Wie läuft die Arbeit der Gerichtsvollzieher?

Ihr Aufgabe ist derzeit ein besonderes Geschäft. Wohnungsräumungen finden so gut wie gar nicht statt. Das ist alles aufgeschoben, weil es kaum mit angemessenen Abständen durchführbar ist. Sachpfändungen, den berühmten Kuckuck auf dem Fernseher, gibt es bei Gerichtsvollziehern ohnehin kaum noch. Andere Termine, wenn sie nicht eilbedürftig sind, versuchen wir aufzuschieben. Gerichtsvollzieher haben ja eine sehr emotionale Aufgabe. Sie haben mit Bürgern zu tun, die am Rande der wirtschaftlichen Existenz sind, und sich oft distanzlos verhalten.

Hatte das Gericht schon mit direkten Corona-Folgen zu tun?

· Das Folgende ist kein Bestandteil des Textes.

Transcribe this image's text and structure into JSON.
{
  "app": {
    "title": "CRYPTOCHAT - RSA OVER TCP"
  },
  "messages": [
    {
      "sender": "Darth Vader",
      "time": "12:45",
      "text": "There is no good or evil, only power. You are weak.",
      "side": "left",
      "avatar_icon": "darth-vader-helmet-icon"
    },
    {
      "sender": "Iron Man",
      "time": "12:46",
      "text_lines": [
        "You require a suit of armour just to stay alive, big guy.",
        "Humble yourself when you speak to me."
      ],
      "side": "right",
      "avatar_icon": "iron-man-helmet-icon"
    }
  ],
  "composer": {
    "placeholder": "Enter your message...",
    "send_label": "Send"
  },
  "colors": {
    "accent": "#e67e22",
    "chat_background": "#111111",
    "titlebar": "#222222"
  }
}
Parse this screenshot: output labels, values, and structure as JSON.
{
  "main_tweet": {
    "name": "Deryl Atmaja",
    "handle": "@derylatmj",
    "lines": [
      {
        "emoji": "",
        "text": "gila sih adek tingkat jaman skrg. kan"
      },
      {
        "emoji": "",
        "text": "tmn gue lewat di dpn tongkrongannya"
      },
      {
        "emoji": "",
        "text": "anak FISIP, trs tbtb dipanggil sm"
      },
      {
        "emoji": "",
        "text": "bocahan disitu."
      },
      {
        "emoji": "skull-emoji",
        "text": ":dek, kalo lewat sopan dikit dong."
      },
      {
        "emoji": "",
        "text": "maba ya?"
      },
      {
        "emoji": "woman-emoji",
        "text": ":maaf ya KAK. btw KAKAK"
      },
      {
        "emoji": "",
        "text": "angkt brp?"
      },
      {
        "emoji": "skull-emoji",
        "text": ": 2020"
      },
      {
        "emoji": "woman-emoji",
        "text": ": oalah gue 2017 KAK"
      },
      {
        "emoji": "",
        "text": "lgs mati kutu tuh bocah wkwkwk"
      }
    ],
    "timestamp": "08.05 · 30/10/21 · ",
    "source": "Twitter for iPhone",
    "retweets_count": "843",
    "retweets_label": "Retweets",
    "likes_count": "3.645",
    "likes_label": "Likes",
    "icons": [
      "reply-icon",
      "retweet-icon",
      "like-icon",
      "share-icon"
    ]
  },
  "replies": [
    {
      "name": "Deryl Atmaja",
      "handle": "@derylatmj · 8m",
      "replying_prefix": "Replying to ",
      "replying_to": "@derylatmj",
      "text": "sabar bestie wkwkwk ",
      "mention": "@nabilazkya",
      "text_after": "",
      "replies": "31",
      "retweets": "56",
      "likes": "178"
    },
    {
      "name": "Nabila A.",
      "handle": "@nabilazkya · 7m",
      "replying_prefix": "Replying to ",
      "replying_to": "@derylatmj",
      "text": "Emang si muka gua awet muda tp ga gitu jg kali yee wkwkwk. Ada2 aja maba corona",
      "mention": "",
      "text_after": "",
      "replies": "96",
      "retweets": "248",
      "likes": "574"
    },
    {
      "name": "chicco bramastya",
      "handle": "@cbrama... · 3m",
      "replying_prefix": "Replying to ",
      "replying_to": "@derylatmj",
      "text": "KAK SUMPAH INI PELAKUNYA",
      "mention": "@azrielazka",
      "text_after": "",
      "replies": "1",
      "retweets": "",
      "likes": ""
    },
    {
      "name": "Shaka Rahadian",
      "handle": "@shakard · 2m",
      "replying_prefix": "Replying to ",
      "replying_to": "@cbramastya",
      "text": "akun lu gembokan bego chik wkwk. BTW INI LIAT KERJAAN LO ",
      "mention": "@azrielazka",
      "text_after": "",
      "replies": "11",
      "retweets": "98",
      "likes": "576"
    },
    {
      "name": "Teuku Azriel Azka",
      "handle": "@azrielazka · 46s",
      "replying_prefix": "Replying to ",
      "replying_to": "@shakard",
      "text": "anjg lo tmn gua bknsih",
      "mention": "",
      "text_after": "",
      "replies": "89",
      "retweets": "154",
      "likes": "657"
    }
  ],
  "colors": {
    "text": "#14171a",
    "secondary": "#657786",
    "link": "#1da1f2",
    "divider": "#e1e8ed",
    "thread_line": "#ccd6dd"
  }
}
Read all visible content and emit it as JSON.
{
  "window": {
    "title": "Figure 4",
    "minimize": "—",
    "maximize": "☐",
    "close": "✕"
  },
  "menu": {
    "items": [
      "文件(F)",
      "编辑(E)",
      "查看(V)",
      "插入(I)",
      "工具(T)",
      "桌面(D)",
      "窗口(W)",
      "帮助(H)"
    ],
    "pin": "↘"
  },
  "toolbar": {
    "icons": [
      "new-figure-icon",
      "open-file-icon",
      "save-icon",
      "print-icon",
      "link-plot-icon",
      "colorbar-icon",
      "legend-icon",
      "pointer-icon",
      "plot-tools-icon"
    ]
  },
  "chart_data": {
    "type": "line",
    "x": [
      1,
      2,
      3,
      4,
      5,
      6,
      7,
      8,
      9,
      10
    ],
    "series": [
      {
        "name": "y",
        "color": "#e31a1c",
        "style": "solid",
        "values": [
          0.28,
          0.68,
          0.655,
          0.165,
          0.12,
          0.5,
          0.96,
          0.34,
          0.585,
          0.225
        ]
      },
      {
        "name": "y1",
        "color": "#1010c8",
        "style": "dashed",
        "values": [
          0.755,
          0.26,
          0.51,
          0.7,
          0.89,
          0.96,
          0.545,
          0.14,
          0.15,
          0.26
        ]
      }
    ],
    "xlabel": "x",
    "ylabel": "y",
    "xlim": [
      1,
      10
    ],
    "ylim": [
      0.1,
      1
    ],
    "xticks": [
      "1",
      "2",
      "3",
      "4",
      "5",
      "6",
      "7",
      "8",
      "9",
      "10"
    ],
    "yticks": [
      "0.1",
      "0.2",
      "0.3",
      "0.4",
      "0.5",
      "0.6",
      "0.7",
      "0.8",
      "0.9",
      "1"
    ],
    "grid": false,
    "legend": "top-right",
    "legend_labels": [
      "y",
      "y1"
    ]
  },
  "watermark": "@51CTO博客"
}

Praktisch gar nicht. Bei Zahlungsrückständen infolge Corona ist es noch zu früh. Bevor man zu Gericht geht, mahnt man den Schuldner erst einmal an, bevor man die Kosten und Risiken auf sich nimmt. Bußgeldverfahren hatten wir auch noch nicht. Anfangs gab es Anfragen von Jugendämtern, weil die Umgangsrechte getrennter Eltern mit ihren Kindern in der Verordnung nicht enthalten waren. Aber da bestand sofort Einigkeit unter Fachleuten, dass dieses Umgangsrecht mit eingeschlossen ist und es dafür keine Ausgangsbeschränkung gilt. Das wurde bei uns am Familiengericht kein Thema.

Waren Mitarbeiter des Gerichts von Corona betroffen?

Einen Verdachtsfall haben wir am Gericht und mehrere Fälle, in denen Mitarbeiter zwei Wochen zu Hause blieben, weil sie aus Risikogebieten zurückgekehrt waren. Das betraf mich selbst auch. Aber das waren reine Vorsichtsmaßnahmen. 

Haben Sie Mitarbeiter im Homeoffice?

Das wird teilweise in Anspruch genommen. In manchen Bereichen kann man sich einen Schwung Akten mit nach Hause nehmen. Aber mittlerweile sind wir so weit elektronisch aufgestellt, dass wir oft Programme brauchen, die dann zuhause nicht zur Verfügung stehen. Für Mitarbeiterinnen mit kleinen Kindern nutzen wir - soweit es geht - die Möglichkeiten flexibler Arbeitszeiten. 

Wie sehen Sie als Jurist die aktuelle Situation?

Natürlich haben wir im Moment massive Grundrechtseinschränkungen. Aber was soll die Alternative sein? Mir wäre es am liebsten, wenn nicht so viele Verbote erforderlich wären, sondern die Bürger von sich aus die Notwendigkeit einsehen, notwendige Beschränkungen sich selbst auferlegen. Es gilt auch weiter, alle Kontakte nach außen möglichst zu reduzieren.